When was the last time I did a post like this? It’s been a long time. And, I think, most of that is because I haven’t really given much thought to my status as a Single Guy lately. I mean, of course I’m still single. I just haven’t been dating and haven’t had much of a desire to date, so it’s just been status quo.
I actually had a conversation about this a couple weeks ago with a friend. It’s my fault, because I’m the one who brought it up. It was after our staff retreat and I began talking about how I consider our staff to be my family these days. I don’t have a wife or kids, so these people are who I invest in.
This led to the question of whether or not I would ever be interested in getting married and having kids someday. My answer… maybe. Thing is, I go back and forth. Sometimes, I think it’d be great to have someone I could share my life with. But most of the time, I think… I’m alone and I’m responsible for no one but me. That’s kind of nice.

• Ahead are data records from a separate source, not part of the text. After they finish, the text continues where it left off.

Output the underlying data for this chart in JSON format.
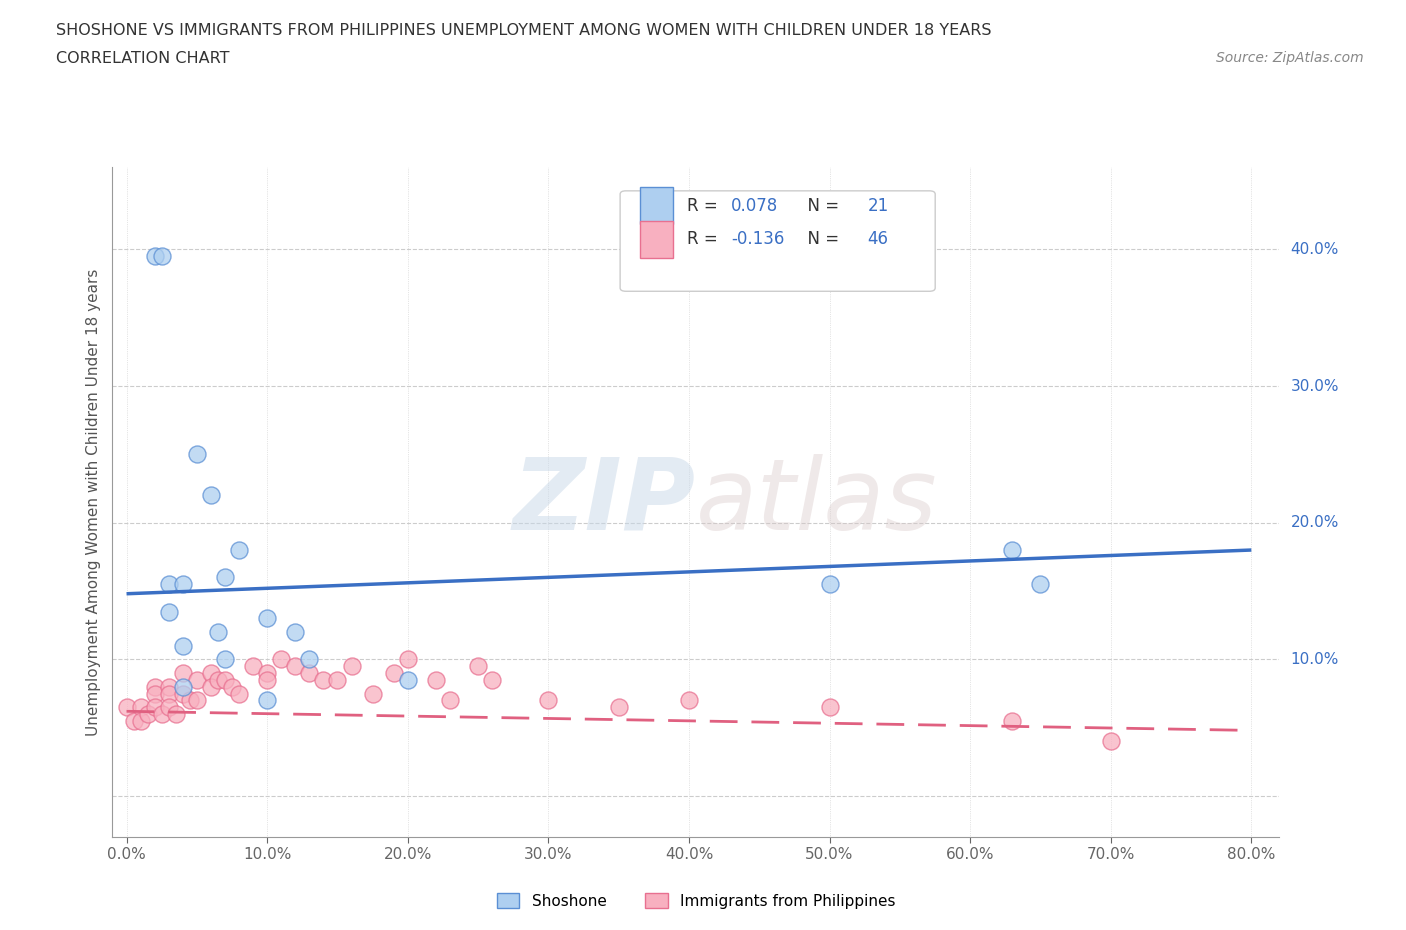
{
  "title_line1": "SHOSHONE VS IMMIGRANTS FROM PHILIPPINES UNEMPLOYMENT AMONG WOMEN WITH CHILDREN UNDER 18 YEARS",
  "title_line2": "CORRELATION CHART",
  "source_text": "Source: ZipAtlas.com",
  "ylabel": "Unemployment Among Women with Children Under 18 years",
  "xlim": [
    -0.01,
    0.82
  ],
  "ylim": [
    -0.03,
    0.46
  ],
  "xticks": [
    0.0,
    0.1,
    0.2,
    0.3,
    0.4,
    0.5,
    0.6,
    0.7,
    0.8
  ],
  "xticklabels": [
    "0.0%",
    "10.0%",
    "20.0%",
    "30.0%",
    "40.0%",
    "50.0%",
    "60.0%",
    "70.0%",
    "80.0%"
  ],
  "yticks": [
    0.0,
    0.1,
    0.2,
    0.3,
    0.4
  ],
  "yticklabels": [
    "",
    "10.0%",
    "20.0%",
    "30.0%",
    "40.0%"
  ],
  "shoshone_color": "#aecff0",
  "philippines_color": "#f8b0c0",
  "shoshone_edge_color": "#5b8fd4",
  "philippines_edge_color": "#e87090",
  "shoshone_line_color": "#3a6fc4",
  "philippines_line_color": "#e06080",
  "R_shoshone": 0.078,
  "N_shoshone": 21,
  "R_philippines": -0.136,
  "N_philippines": 46,
  "watermark_zip": "ZIP",
  "watermark_atlas": "atlas",
  "shoshone_x": [
    0.02,
    0.025,
    0.03,
    0.03,
    0.04,
    0.04,
    0.04,
    0.05,
    0.06,
    0.065,
    0.07,
    0.07,
    0.08,
    0.1,
    0.1,
    0.12,
    0.13,
    0.2,
    0.5,
    0.63,
    0.65
  ],
  "shoshone_y": [
    0.395,
    0.395,
    0.155,
    0.135,
    0.155,
    0.11,
    0.08,
    0.25,
    0.22,
    0.12,
    0.16,
    0.1,
    0.18,
    0.13,
    0.07,
    0.12,
    0.1,
    0.085,
    0.155,
    0.18,
    0.155
  ],
  "philippines_x": [
    0.0,
    0.005,
    0.01,
    0.01,
    0.015,
    0.02,
    0.02,
    0.02,
    0.025,
    0.03,
    0.03,
    0.03,
    0.035,
    0.04,
    0.04,
    0.045,
    0.05,
    0.05,
    0.06,
    0.06,
    0.065,
    0.07,
    0.075,
    0.08,
    0.09,
    0.1,
    0.1,
    0.11,
    0.12,
    0.13,
    0.14,
    0.15,
    0.16,
    0.175,
    0.19,
    0.2,
    0.22,
    0.23,
    0.25,
    0.26,
    0.3,
    0.35,
    0.4,
    0.5,
    0.63,
    0.7
  ],
  "philippines_y": [
    0.065,
    0.055,
    0.065,
    0.055,
    0.06,
    0.08,
    0.075,
    0.065,
    0.06,
    0.08,
    0.075,
    0.065,
    0.06,
    0.09,
    0.075,
    0.07,
    0.085,
    0.07,
    0.09,
    0.08,
    0.085,
    0.085,
    0.08,
    0.075,
    0.095,
    0.09,
    0.085,
    0.1,
    0.095,
    0.09,
    0.085,
    0.085,
    0.095,
    0.075,
    0.09,
    0.1,
    0.085,
    0.07,
    0.095,
    0.085,
    0.07,
    0.065,
    0.07,
    0.065,
    0.055,
    0.04
  ],
  "shoshone_line_x": [
    0.0,
    0.8
  ],
  "shoshone_line_y": [
    0.148,
    0.18
  ],
  "philippines_line_x": [
    0.0,
    0.8
  ],
  "philippines_line_y": [
    0.062,
    0.048
  ]
}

Also, let’s be honest about the place I live. Blacksburg is a fantastic place, it really is. But all the women I know are either available and too young for me or age appropriate and married. So that leaves me without a lot of options that I’m aware of. But that’s okay.
Anyway, I’m not writing this post to once again explain why I’m still single. I’m writing this because of an experience I had today.
I was invited to the ribbon cutting of a business that a friend of mine started up earlier this year. They’ve done extremely well since beginning and recently moved into a new office space.
I’m horrible at ribbon cuttings. Really, I’m horrible at any event that involves networking and mingling with a roomful of strangers. Yet, here I was. Because I wanted to support my friend. It’s really exciting to see someone you know succeeding at something that they’re exceptionally good at.
Thankfully, there were a number of people there that I already knew. So I was able to limit my socializing to people I was comfortable talking to. But I did let my eyes wander through the crowd. It’s good to keep an eye on things, just in case a Jason Bourne type is there to cause trouble while grazing at the free food table.
I’m kidding. I’m just slightly ADD, so it’s hard not to let my eyes wander as people are constantly moving around.
And then I couldn’t help but notice someone in the room. She might have been one of the most attractive women I’ve ever seen. Maybe it was the hair. Maybe it was the white sweater that was so bright it looked like she was glowing. She was kind of gorgeous.
But did I talk to her? Absolutely not.
For starters, the only thing that terrifies me more than homicidal clowns is the prospect of talking to a pretty girl. Thing number 2: remember when I wrote in the above paragraphs about how women in Blacksburg fall into two categories for me? Well, she didn’t have a wedding ring on, so where do you think that places her?
I let scenarios play in my head, as I often do. I could have approached her and introduced myself and simply asked how she was connected to all of these ribbon cutting shenanigans. I could have told her she reminded me of someone I knew in a previous life. I could have pulled a play from 10 Things I Hate About You and sung an embarrassing, but awesome, song to her. I could have complimented her sweater and asked what detergent she uses (seriously, blindingly white).
But all of those scenarios involved talking to her. And that would have caused me to, probably, lose my firm grasp on the English language.
So, I guess I just have to be content with the ending: “And he never saw her again.”